Как видите, моя застрахованность очень отличалась от социального страхования, от гарантий, обретаемых через договоры между людьми. Я находился буквально в руках Божьих. Пока Бог был жив и охранял меня, ничего серьезного со мной случиться не могло, разве что какие-нибудь пустяки без последствий. Конечно, я мог умереть. Ну и что? Заслуги и талант не были составляющими нашей системы, а смерть была таковой, поскольку в нашей семье покойники играли более значительную роль, чем живые. К тому же мы были христианами. Мне кажется, что смерть нам не представлялась такой ужасной, как многим людям сейчас. Мы не очень беспокоились на этот счет. Разве не является для христианина смерть целью жизни? Думаю, что именно так полагал и Елеазар, когда отправлялся в крестовый поход на Восток с крестом на груди, и все мы, когда позволяли себя убивать за короля и за папу римского на полях сражений или бросали под эшафоты не обремененные большим количеством мыслей, но переполненные верой головы. С такой же верой мои дядюшки-реакционеры и кузены-монархисты погибали в Африке и в Азии во славу ненавистной им Республики.
То счастье, которое овладевало мной, когда я смотрел на работающих садовников или на г-на Машавуана, заводящего часы, или на портрет Антонена Маня, победителя «Тур де Франс», в утренней газете или в журнале «Иллюстрасьон», было счастьем абсолютно мистическим. В том, что касалось важных вещей, думая о которых, дедушка со вздохом произносил: «Ну и времена!» – то тут в отлаженный механизм Господа Бога люди подбрасывали камешки. Зато в мелочах Господь исправно продолжал свое дело. Покинув святые места, Иерусалим, Москву, Константинополь, Баден-Баден, Довиль, Париж, а может, даже и Рим, ослепленный модернизмом, предоставив их горькой участи, жестокий бог баталий, армий, идей, все еще неплохо занимался в Плесси-ле-Водрёе садовниками с их садами и часовщиками с их часами.
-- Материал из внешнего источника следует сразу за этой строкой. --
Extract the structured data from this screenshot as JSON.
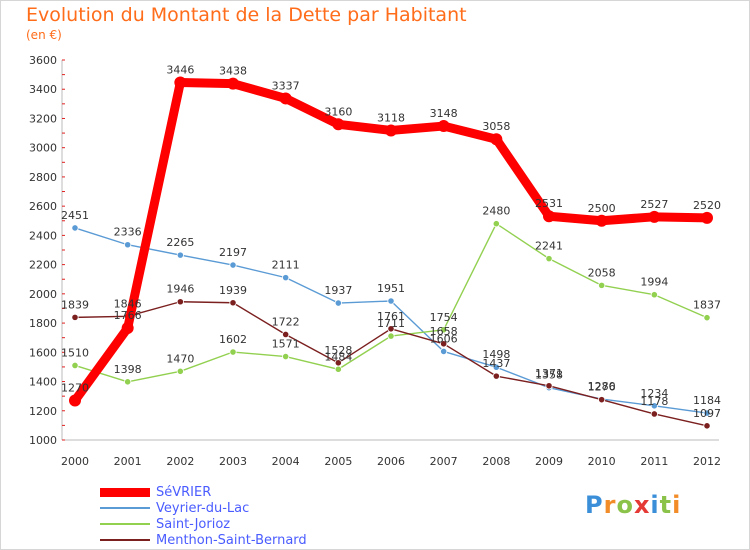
{
  "header": {
    "title": "Evolution du Montant de la Dette par Habitant",
    "subtitle": "(en €)"
  },
  "logo": {
    "text": "Proxiti",
    "colors": [
      "#3b8fd9",
      "#f28c28",
      "#8bc34a",
      "#e53935",
      "#3b8fd9",
      "#8bc34a",
      "#f28c28"
    ]
  },
  "chart_data": {
    "type": "line",
    "title": "Evolution du Montant de la Dette par Habitant",
    "ylabel": "(en €)",
    "xlabel": "",
    "x": [
      "2000",
      "2001",
      "2002",
      "2003",
      "2004",
      "2005",
      "2006",
      "2007",
      "2008",
      "2009",
      "2010",
      "2011",
      "2012"
    ],
    "ylim": [
      1000,
      3600
    ],
    "yticks": [
      1000,
      1200,
      1400,
      1600,
      1800,
      2000,
      2200,
      2400,
      2600,
      2800,
      3000,
      3200,
      3400,
      3600
    ],
    "grid": false,
    "legend": "bottom-left",
    "series": [
      {
        "name": "SéVRIER",
        "color": "#ff0000",
        "values": [
          1270,
          1766,
          3446,
          3438,
          3337,
          3160,
          3118,
          3148,
          3058,
          2531,
          2500,
          2527,
          2520
        ],
        "labels": [
          "1270",
          "",
          "3446",
          "3438",
          "3337",
          "3160",
          "3118",
          "3148",
          "3058",
          "2531",
          "2500",
          "2527",
          "2520"
        ]
      },
      {
        "name": "Veyrier-du-Lac",
        "color": "#5b9bd5",
        "values": [
          2451,
          2336,
          2265,
          2197,
          2111,
          1937,
          1951,
          1606,
          1498,
          1358,
          1280,
          1234,
          1184
        ],
        "labels": [
          "2451",
          "2336",
          "2265",
          "2197",
          "2111",
          "1937",
          "1951",
          "1606",
          "1498",
          "1358",
          "1280",
          "1234",
          "1184"
        ]
      },
      {
        "name": "Saint-Jorioz",
        "color": "#92d050",
        "values": [
          1510,
          1398,
          1470,
          1602,
          1571,
          1484,
          1711,
          1754,
          2480,
          2241,
          2058,
          1994,
          1837
        ],
        "labels": [
          "1510",
          "1398",
          "1470",
          "1602",
          "1571",
          "1484",
          "1711",
          "1754",
          "2480",
          "2241",
          "2058",
          "1994",
          "1837"
        ]
      },
      {
        "name": "Menthon-Saint-Bernard",
        "color": "#7b1f1f",
        "values": [
          1839,
          1846,
          1946,
          1939,
          1722,
          1528,
          1761,
          1658,
          1437,
          1371,
          1276,
          1178,
          1097
        ],
        "labels": [
          "1839",
          "1846",
          "1946",
          "1939",
          "1722",
          "1528",
          "1761",
          "1658",
          "1437",
          "1371",
          "1276",
          "1178",
          "1097"
        ]
      }
    ],
    "extra_labels": [
      {
        "x": "2001",
        "y": 1766,
        "text": "1766"
      }
    ]
  }
}
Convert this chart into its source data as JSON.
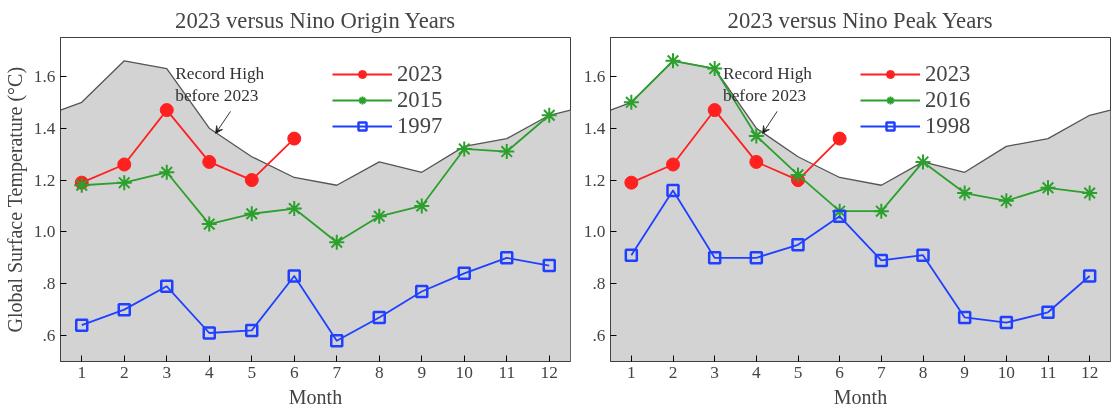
{
  "chart_data": [
    {
      "type": "line",
      "title": "2023 versus Nino Origin Years",
      "xlabel": "Month",
      "ylabel": "Global Surface Temperature (°C)",
      "xlim": [
        0.5,
        12.5
      ],
      "xticks": [
        1,
        2,
        3,
        4,
        5,
        6,
        7,
        8,
        9,
        10,
        11,
        12
      ],
      "ylim": [
        0.5,
        1.75
      ],
      "yticks": [
        {
          "value": 0.6,
          "label": ".6"
        },
        {
          "value": 0.8,
          "label": ".8"
        },
        {
          "value": 1.0,
          "label": "1.0"
        },
        {
          "value": 1.2,
          "label": "1.2"
        },
        {
          "value": 1.4,
          "label": "1.4"
        },
        {
          "value": 1.6,
          "label": "1.6"
        }
      ],
      "grid": false,
      "legend": "top",
      "tick_labels": "xy",
      "annotations": [
        {
          "text": "Record High before 2023",
          "x": 4.15,
          "y": 1.38
        }
      ],
      "series": [
        {
          "type": "area",
          "color": "#d3d3d3",
          "x": [
            0.5,
            1,
            2,
            3,
            4,
            5,
            6,
            7,
            8,
            9,
            10,
            11,
            12,
            12.5
          ],
          "values": [
            1.47,
            1.5,
            1.66,
            1.63,
            1.4,
            1.29,
            1.21,
            1.18,
            1.27,
            1.23,
            1.33,
            1.36,
            1.45,
            1.47
          ]
        },
        {
          "name": "2023",
          "color": "#ff2020",
          "marker": "circle",
          "x": [
            1,
            2,
            3,
            4,
            5,
            6
          ],
          "values": [
            1.19,
            1.26,
            1.47,
            1.27,
            1.2,
            1.36
          ]
        },
        {
          "name": "2015",
          "color": "#2ca02c",
          "marker": "cross",
          "x": [
            1,
            2,
            3,
            4,
            5,
            6,
            7,
            8,
            9,
            10,
            11,
            12
          ],
          "values": [
            1.18,
            1.19,
            1.23,
            1.03,
            1.07,
            1.09,
            0.96,
            1.06,
            1.1,
            1.32,
            1.31,
            1.45
          ]
        },
        {
          "name": "1997",
          "color": "#2040ff",
          "marker": "square",
          "x": [
            1,
            2,
            3,
            4,
            5,
            6,
            7,
            8,
            9,
            10,
            11,
            12
          ],
          "values": [
            0.64,
            0.7,
            0.79,
            0.61,
            0.62,
            0.83,
            0.58,
            0.67,
            0.77,
            0.84,
            0.9,
            0.87
          ]
        }
      ]
    },
    {
      "type": "line",
      "title": "2023 versus Nino Peak Years",
      "xlabel": "Month",
      "xlim": [
        0.5,
        12.5
      ],
      "xticks": [
        1,
        2,
        3,
        4,
        5,
        6,
        7,
        8,
        9,
        10,
        11,
        12
      ],
      "ylim": [
        0.5,
        1.75
      ],
      "yticks": [
        {
          "value": 0.6,
          "label": ".6"
        },
        {
          "value": 0.8,
          "label": ".8"
        },
        {
          "value": 1.0,
          "label": "1.0"
        },
        {
          "value": 1.2,
          "label": "1.2"
        },
        {
          "value": 1.4,
          "label": "1.4"
        },
        {
          "value": 1.6,
          "label": "1.6"
        }
      ],
      "grid": false,
      "legend": "top",
      "annotations": [
        {
          "text": "Record High before 2023",
          "x": 4.15,
          "y": 1.38
        }
      ],
      "series": [
        {
          "type": "area",
          "color": "#d3d3d3",
          "x": [
            0.5,
            1,
            2,
            3,
            4,
            5,
            6,
            7,
            8,
            9,
            10,
            11,
            12,
            12.5
          ],
          "values": [
            1.47,
            1.5,
            1.66,
            1.63,
            1.4,
            1.29,
            1.21,
            1.18,
            1.27,
            1.23,
            1.33,
            1.36,
            1.45,
            1.47
          ]
        },
        {
          "name": "2023",
          "color": "#ff2020",
          "marker": "circle",
          "x": [
            1,
            2,
            3,
            4,
            5,
            6
          ],
          "values": [
            1.19,
            1.26,
            1.47,
            1.27,
            1.2,
            1.36
          ]
        },
        {
          "name": "2016",
          "color": "#2ca02c",
          "marker": "cross",
          "x": [
            1,
            2,
            3,
            4,
            5,
            6,
            7,
            8,
            9,
            10,
            11,
            12
          ],
          "values": [
            1.5,
            1.66,
            1.63,
            1.37,
            1.22,
            1.08,
            1.08,
            1.27,
            1.15,
            1.12,
            1.17,
            1.15
          ]
        },
        {
          "name": "1998",
          "color": "#2040ff",
          "marker": "square",
          "x": [
            1,
            2,
            3,
            4,
            5,
            6,
            7,
            8,
            9,
            10,
            11,
            12
          ],
          "values": [
            0.91,
            1.16,
            0.9,
            0.9,
            0.95,
            1.06,
            0.89,
            0.91,
            0.67,
            0.65,
            0.69,
            0.83
          ]
        }
      ]
    }
  ]
}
И все же это мое спокойное счастье, это моя твердая уверенность в незыблемом порядке вещей были не лишены какой-то грусти. Когда я просыпался поутру, никто не говорил мне, как говорил, обращаясь к своему господину, лакей Сен-Симона: «Граф, воспряньте ото сна, вас ждут великие дела». О каких великих делах могли мы мечтать, раз наши предки и Бог уже обо всем позаботились? Нам оставалось только одно: как можно меньше тревожить то, что пришло к нам из прежних времен. Мы едва смели лишь читать, говорить, дышать, слушать. А то вдруг нарушим шаткое равновесие, сделавшееся совсем ненадежным из-за дурных идей, прущих отовсюду, будто сорная трава? Надо было не шевелиться, ничего не трогать, закрыть глаза, заткнуть уши и бдительно следить за священной неизменностью всего настоящего, доброго и прекрасного. Вот к чему в основном сводилась наша жизнь в Плесси-ле-Водрёе: к железной дисциплине, необходимой прежде всего затем, чтобы научиться ничего не делать ни с окружающим миром, ни с будущим, ни с собой. Все заветы, передаваемые из поколения в поколение, выражали одну мечту: лишь бы ничего с нами не случилось. Понимать надо было: ничего плохого и вообще ничего.
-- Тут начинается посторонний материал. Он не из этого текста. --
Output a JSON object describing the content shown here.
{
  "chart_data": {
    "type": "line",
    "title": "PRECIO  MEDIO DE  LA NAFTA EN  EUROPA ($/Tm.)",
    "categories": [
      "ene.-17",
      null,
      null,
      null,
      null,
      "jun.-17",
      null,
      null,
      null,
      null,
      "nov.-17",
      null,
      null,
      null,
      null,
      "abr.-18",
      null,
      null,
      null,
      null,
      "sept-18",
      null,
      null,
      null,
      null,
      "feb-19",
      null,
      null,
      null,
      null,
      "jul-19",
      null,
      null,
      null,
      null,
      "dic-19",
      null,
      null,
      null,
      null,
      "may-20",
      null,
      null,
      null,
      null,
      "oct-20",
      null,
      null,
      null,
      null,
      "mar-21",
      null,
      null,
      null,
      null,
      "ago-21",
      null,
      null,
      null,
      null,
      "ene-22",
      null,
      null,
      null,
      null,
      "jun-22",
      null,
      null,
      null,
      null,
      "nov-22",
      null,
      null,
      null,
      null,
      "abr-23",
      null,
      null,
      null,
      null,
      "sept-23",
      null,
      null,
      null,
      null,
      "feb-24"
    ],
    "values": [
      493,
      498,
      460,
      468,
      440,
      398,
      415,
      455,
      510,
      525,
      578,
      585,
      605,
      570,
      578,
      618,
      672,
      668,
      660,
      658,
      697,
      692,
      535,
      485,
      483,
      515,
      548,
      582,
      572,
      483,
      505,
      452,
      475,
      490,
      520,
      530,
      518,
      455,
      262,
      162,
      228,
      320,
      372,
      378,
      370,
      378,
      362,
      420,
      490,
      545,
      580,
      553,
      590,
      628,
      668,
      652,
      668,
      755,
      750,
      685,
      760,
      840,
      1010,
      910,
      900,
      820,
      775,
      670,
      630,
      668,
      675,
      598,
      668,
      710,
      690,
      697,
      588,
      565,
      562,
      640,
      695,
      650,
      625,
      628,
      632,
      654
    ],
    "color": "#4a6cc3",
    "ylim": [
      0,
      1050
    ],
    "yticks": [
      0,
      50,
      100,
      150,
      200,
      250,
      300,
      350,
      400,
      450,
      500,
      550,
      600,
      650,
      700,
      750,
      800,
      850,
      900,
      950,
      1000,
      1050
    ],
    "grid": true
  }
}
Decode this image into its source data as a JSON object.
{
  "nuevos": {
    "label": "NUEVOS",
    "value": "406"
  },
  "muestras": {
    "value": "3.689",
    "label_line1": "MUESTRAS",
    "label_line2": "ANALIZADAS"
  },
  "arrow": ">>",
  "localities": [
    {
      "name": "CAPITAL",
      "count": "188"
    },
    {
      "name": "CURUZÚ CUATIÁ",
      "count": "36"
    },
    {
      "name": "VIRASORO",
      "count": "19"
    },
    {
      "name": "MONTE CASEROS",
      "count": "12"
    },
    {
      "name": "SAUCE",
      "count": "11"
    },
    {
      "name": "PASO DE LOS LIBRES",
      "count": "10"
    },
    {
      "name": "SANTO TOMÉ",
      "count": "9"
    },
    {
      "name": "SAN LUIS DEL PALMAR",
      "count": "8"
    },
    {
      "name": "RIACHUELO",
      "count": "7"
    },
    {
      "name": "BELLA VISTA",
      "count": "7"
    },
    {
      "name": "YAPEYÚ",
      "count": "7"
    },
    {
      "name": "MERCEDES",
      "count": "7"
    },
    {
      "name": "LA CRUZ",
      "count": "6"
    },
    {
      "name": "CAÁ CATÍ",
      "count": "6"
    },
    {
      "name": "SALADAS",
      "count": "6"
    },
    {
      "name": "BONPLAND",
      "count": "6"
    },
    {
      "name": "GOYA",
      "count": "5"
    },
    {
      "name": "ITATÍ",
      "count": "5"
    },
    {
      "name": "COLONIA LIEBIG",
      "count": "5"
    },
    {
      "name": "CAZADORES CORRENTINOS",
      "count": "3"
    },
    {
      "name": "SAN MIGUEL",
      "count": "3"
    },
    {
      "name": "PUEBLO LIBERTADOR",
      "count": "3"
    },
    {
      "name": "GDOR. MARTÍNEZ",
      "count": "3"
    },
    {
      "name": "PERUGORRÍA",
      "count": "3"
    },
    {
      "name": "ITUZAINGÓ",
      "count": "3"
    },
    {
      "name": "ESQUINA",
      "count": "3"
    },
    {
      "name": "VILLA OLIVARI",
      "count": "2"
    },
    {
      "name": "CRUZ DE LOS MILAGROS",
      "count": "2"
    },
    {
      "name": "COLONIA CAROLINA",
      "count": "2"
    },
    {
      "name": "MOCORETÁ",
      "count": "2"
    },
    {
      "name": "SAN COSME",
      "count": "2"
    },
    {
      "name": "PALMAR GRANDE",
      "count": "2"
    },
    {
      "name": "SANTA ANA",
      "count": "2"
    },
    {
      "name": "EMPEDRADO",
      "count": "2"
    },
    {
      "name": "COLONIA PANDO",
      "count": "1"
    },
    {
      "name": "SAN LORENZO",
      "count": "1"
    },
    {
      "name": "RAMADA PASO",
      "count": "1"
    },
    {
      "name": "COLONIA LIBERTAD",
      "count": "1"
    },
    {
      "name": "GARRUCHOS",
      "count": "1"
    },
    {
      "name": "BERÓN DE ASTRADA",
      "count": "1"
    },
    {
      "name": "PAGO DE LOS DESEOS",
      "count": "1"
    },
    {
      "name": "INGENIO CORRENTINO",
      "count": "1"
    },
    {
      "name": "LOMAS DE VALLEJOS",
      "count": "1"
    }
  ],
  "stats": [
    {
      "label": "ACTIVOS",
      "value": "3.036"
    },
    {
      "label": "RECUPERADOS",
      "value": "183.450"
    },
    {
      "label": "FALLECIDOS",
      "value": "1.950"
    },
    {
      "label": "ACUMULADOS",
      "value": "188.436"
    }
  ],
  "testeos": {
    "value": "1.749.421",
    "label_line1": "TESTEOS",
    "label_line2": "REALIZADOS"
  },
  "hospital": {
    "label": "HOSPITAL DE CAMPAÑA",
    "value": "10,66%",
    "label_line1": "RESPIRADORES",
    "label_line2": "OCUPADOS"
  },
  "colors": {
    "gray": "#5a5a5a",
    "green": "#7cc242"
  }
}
Все это – то есть ничего – происходило летом в Плесси-ле-Водрёе. Но стоило ей вернуться в Париж, как тетя Габриэль прибирала к рукам все движущие силы истории. Она на лету схватывала бразды правления и решительно утверждалась между доктором Фрейдом и «Быком на крыше», между Дали и дадаизмом, между каким-нибудь негром-пианистом и каким-нибудь сюрреалистом. После трех или четырех месяцев благочестивой неподвижности возле каменного стола и фисгармонии настоятеля Мушу тетушка Габриэль чувствовала бурное желание перевернуть мир. Она окуналась с головой в какие-то хлопоты и подрывную деятельность, направленную на ниспровержение тронов, на ступенях которых мы сидели. В жаркую погоду она замедляла ход истории, а в холодное время года ускоряла его. На улице Варенн не оставалось ничего от песнопений, звучавших в Плесси-ле-Водрёе. Тетя Габриэль заменяла их взрывчаткой.
Несколько бомб, начиненных этой взрывчаткой и направленных против наших летних занятий, оставили след в истории идей. Громче всего нашумели три знаменитых фильма, эхо которых, к счастью ослабленное, дошло в конце концов и до нас, в Плесси-ле-Водрёй. Слава Богу, что нигде не сообщалось, где впервые были показаны эти фильмы. Как вы догадываетесь, это произошло именно на улице Варенн, именно там впервые явили себя миру «Андалузский пес» и «Золотой век» Буньюэля, а несколькими годами позже, накануне новой катастрофы, на которые так богат этот век, «Кровь поэта» Жана Кокто. Тетя Габриэль никогда не упускала возможности развертывать наступление своего авангарда сразу на трех фронтах: все еще нового искусства, революционной эстетики и расшатывания таких идолов прошлого, как здравый смысл, устоявшийся порядок вещей и религия, – то есть всего того, что было нам так дорого в эпоху нашего величия, уединения и обскурантизма. Фисгармония летних месяцев превращалась в рояль, в адское фортепьяно, из которого появлялись скалящие зубы, лихие иезуиты со связанными руками, оставившие далеко позади, причем с полувековым разрывом, демонстрации церковной моды в фильме Феллини «Рим». Там были и окровавленные статуи, и руки с ползающими по ним красными муравьями, и расширенные зрачки, и кошмарные и одновременно смехотворные процессии – весь наш мир там предали осмеянию, всколыхнули, перевернули. Улица Варенн отрицала и убивала Плесси-ле-Водрёй.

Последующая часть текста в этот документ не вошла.